The first university course almost entirely on Jolie (and choreographies!) ended today, with cakes and final discussion on the exam procedure. :-)
I had a lot of fun teaching it. I look forward to the next edition, I got lots of good ideas from this one.

It was also a lot of work, as I had to prepare a lot of material from scratch. There is still lots of room for improvement, but I got a decent set of lectures and exercises out of it. Here is the material from this year:
http://fabriziomontesi.com/teaching/imds-f2014/index.html

Feel free to use it, as long as you put a reference to the origin please. Or, just contact me.

This year I also experimented with teaching students how to prepare and give a presentation on a scientific paper, and how to read scientific articles. I think it really paid off, they gave excellent presentations. But it's hard to tell, I had really clever students.. so maybe it's all them. ;-)
Here are some of their carefully crafted presentations:
I still have to get the final feedback on the course, but an initial probing tells me that most of them would use Jolie for their future software projects. This alone makes all the effort worth it. I can't wait to see what they build with it. Some of them have already started.

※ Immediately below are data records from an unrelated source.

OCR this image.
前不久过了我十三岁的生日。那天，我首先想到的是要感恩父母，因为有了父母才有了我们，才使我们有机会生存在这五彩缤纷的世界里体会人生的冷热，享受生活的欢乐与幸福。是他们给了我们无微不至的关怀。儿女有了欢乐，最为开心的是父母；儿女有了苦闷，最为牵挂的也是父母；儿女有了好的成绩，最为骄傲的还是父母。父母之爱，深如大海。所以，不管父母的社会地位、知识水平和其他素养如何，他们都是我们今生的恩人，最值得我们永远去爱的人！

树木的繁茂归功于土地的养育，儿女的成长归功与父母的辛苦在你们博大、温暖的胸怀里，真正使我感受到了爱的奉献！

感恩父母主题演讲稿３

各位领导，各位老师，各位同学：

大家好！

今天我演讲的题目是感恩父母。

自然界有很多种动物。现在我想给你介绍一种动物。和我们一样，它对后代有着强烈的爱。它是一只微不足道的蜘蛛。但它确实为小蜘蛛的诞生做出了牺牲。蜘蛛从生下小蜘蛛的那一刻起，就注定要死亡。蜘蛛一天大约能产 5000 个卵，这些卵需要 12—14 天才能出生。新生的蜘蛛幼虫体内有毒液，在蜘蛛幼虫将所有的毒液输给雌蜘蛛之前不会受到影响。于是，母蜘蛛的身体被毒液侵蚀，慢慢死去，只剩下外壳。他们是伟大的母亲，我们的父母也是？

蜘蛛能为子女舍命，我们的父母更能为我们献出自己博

As the students were so happy, I am going to try carrying out an educational project on research-led teaching next year and see how to push its limits a little more every year! Doing live demos on Jolie during lectures is so much fun (you should see the faces of people when I hack a multiparty web chat server or a prototype cloud computing solution in Jolie in about 10 minutes), but I think that I can transform some of them into videos and apply some more flipped classroom techniques along with other videos from the research community on session programming. We'll see.. and suggestions are welcome!

PS: something that baffled me. I could not find a good tutorial for master students on CCS and the pi-calculus. I had to prepare introductory lectures by myself, which was also quite a bit of work. But maybe they are out there and I just could not find them?